Aave is the largest lending protocol in DeFi, where users deposit crypto to earn yield and other users borrow against collateral. Kelp is a liquid restaking protocol, which takes ether that has already been staked on Ethereum and routes it through a separate yield-generating system called EigenLayer, issuing a receipt token called rsETH in exchange.

That rsETH is what users trade and, critically, what some users posted on Aave as collateral to borrow against.

On Saturday, attackers tricked Kelp’s cross-chain bridge into releasing 116,500 rsETH, about $292 million worth, to an address they controlled. They then deposited that stolen rsETH onto Aave V3 as collateral and borrowed wrapped ether against it.

A bridge is a blockchain-based took that transfers tokens between different networks, where they may not be originally supported.

Aave first said the Umbrella reserve would cover any deficit. By Saturday afternoon the language had softened to “explore paths to offset the deficit.” That is not how a protocol talks when it knows how much it owes and has the money to pay it.

The concentration explains why the damage lands here. Aave’s loan book spans 22 chains, but Ethereum alone holds $14.24 billion of the $17.82 billion in outstanding borrows. WETH is 39.49% of all loans on the protocol, meaning the attack hit the exact collateral-to-WETH pair that dominates Aave’s book.

Stani Kulechov, Aave’s founder, said the exploit was external and the protocol’s contracts were not compromised. But Aave accepted a liquid restaking token as collateral, and that token’s backing vanished on a bridge Aave does not control. The depositors lose either way.

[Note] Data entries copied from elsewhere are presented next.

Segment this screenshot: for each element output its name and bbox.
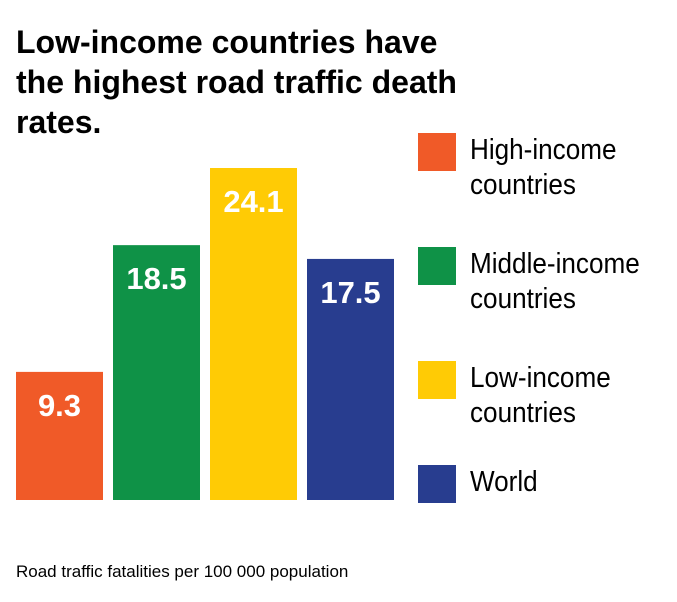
legend-label: Middle-income countries [470,248,640,315]
bar-value-label: 17.5 [320,275,380,310]
bar-value-label: 9.3 [38,388,81,423]
bar-world [307,258,394,500]
legend-swatch [418,247,456,285]
legend-swatch [418,133,456,171]
legend-swatch [418,361,456,399]
bar-value-label: 24.1 [223,184,283,219]
legend-swatch [418,465,456,503]
bar-value-label: 18.5 [126,261,186,296]
legend-label: World [470,466,538,498]
chart-title: Low-income countries have the highest ro… [16,24,457,140]
bar-low-income-countries [210,168,297,500]
legend-label: Low-income countries [470,362,611,429]
footnote: Road traffic fatalities per 100 000 popu… [16,562,349,581]
legend-label: High-income countries [470,134,617,201]
bar-high-income-countries [16,371,103,500]
bar-middle-income-countries [113,245,200,500]
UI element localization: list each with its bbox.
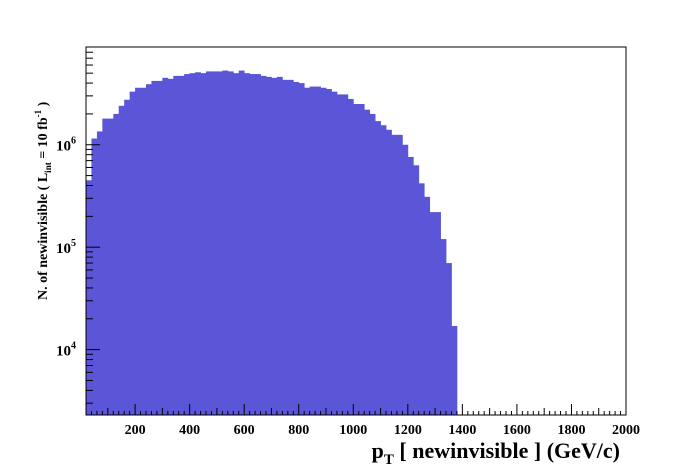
histogram-bar	[282, 79, 289, 416]
histogram-bar	[113, 113, 120, 416]
histogram-bar	[326, 89, 332, 416]
y-axis-title-mid: = 10 fb	[36, 117, 51, 162]
histogram-bar	[173, 75, 180, 415]
x-tick-label: 800	[288, 423, 309, 438]
histogram-bar	[396, 134, 403, 415]
x-axis-title: pT [ newinvisible ] (GeV/c)	[372, 438, 620, 468]
x-tick-label: 200	[125, 423, 146, 438]
histogram-bar	[86, 180, 92, 415]
histogram-bar	[429, 212, 436, 415]
histogram-bar	[375, 121, 381, 415]
x-tick-label: 1600	[503, 423, 531, 438]
histogram-bar	[178, 75, 185, 415]
y-axis-title: N. of newinvisible ( Lint = 10 fb-1 )	[33, 101, 53, 300]
histogram-bar	[118, 105, 125, 415]
histogram-bar	[413, 165, 420, 415]
histogram-bar	[440, 239, 447, 415]
histogram-bar	[369, 113, 376, 416]
histogram-bar	[107, 118, 114, 416]
y-tick-label: 104	[56, 341, 76, 360]
histogram-bar	[402, 144, 409, 415]
y-axis-title-sub: int	[43, 162, 53, 173]
histogram-bar	[386, 129, 392, 416]
histogram-bar	[304, 87, 311, 416]
histogram-bar	[244, 73, 251, 415]
bars-group	[86, 70, 458, 416]
y-axis-title-end: )	[36, 101, 51, 110]
x-tick-label: 1000	[339, 423, 367, 438]
histogram-bar	[140, 87, 147, 416]
x-tick-label: 1800	[557, 423, 585, 438]
plot-frame	[85, 46, 627, 416]
histogram-bar	[276, 76, 283, 416]
histogram-bar	[135, 87, 141, 416]
histogram-bar	[320, 87, 327, 416]
histogram-bar	[216, 71, 223, 415]
y-axis-title-main: N. of newinvisible ( L	[36, 173, 51, 300]
histogram-bar	[222, 70, 229, 416]
histogram-bar	[293, 81, 300, 415]
histogram-bar	[249, 74, 256, 415]
histogram-bar	[227, 71, 234, 415]
histogram-bar	[146, 84, 152, 415]
x-tick-label: 1200	[394, 423, 422, 438]
y-axis-title-sup: -1	[33, 109, 43, 117]
x-axis-title-rest: [ newinvisible ] (GeV/c)	[394, 438, 620, 463]
histogram-bar	[189, 73, 196, 415]
histogram-bar	[347, 98, 354, 416]
histogram-bar	[200, 73, 207, 415]
x-tick-label: 1400	[448, 423, 476, 438]
histogram-bar	[435, 212, 441, 415]
x-tick-label: 400	[179, 423, 200, 438]
histogram-bar	[353, 103, 360, 416]
histogram-bar	[266, 76, 272, 416]
histogram-bar	[380, 125, 387, 415]
histogram-bar	[91, 138, 98, 415]
histogram-bar	[255, 74, 261, 415]
x-axis-title-sub: T	[384, 452, 394, 468]
y-tick-label: 105	[56, 238, 76, 257]
histogram-bar	[336, 94, 343, 416]
histogram-bar	[391, 134, 398, 415]
x-tick-label: 2000	[612, 423, 640, 438]
histogram-bar	[206, 71, 212, 415]
x-axis: 200 400 600 800 1000 1200 1400 1600 1800 2000	[90, 404, 640, 438]
histogram-bar	[167, 78, 174, 416]
histogram-bar	[233, 73, 240, 415]
histogram-bar	[451, 326, 458, 415]
histogram-bar	[211, 71, 218, 415]
y-axis: 104 105 106	[56, 46, 100, 404]
histogram-bar	[124, 99, 131, 415]
histogram-bar	[102, 118, 109, 416]
histogram-bar	[238, 70, 245, 416]
y-tick-label: 106	[56, 136, 76, 155]
histogram-bar	[287, 79, 294, 416]
histogram-bar	[418, 183, 425, 415]
histogram-bar	[260, 75, 267, 415]
histogram-bar	[298, 83, 305, 415]
histogram-bar	[424, 196, 431, 415]
histogram-bar	[446, 263, 452, 415]
x-tick-label: 600	[234, 423, 255, 438]
histogram-bar	[184, 74, 191, 415]
histogram-bar	[271, 77, 278, 416]
histogram-bar	[151, 80, 158, 415]
histogram-bar	[129, 91, 136, 416]
histogram-bar	[309, 86, 316, 416]
histogram-bar	[407, 156, 414, 416]
histogram-bar	[315, 86, 321, 416]
x-axis-title-main: p	[372, 438, 384, 463]
histogram-bar	[364, 109, 371, 416]
histogram-bar	[156, 80, 163, 415]
histogram-bar	[96, 131, 103, 415]
histogram-bar	[195, 72, 201, 415]
histogram-bar	[162, 77, 169, 416]
histogram-bar	[331, 91, 338, 416]
histogram-bar	[342, 94, 349, 416]
histogram-bar	[358, 103, 365, 416]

Liquid restaking tokens were whitelisted across every major lending protocol because they carried yield and represented growing share of Ethereum’s locked value.

The risk models priced them as if they would hold peg under normal conditions. However, none of them priced a scenario where the collateral goes to zero because a bridge on a chain Aave does not touch got exploited on a Saturday.

“AAVE is the backbone of DeFi, has billions in there, and pretty much every single new DeFi infrastructure on new chains is a fork of it,” trader Altcoin Sherpa wrote on X. “When AAVE has contagion risk, it shows the fragility of the entire system.”

What the token price is trying to answer now is whether Umbrella is big enough to cover the hole, and whether stkAAVE holders who back that reserve are about to eat the loss.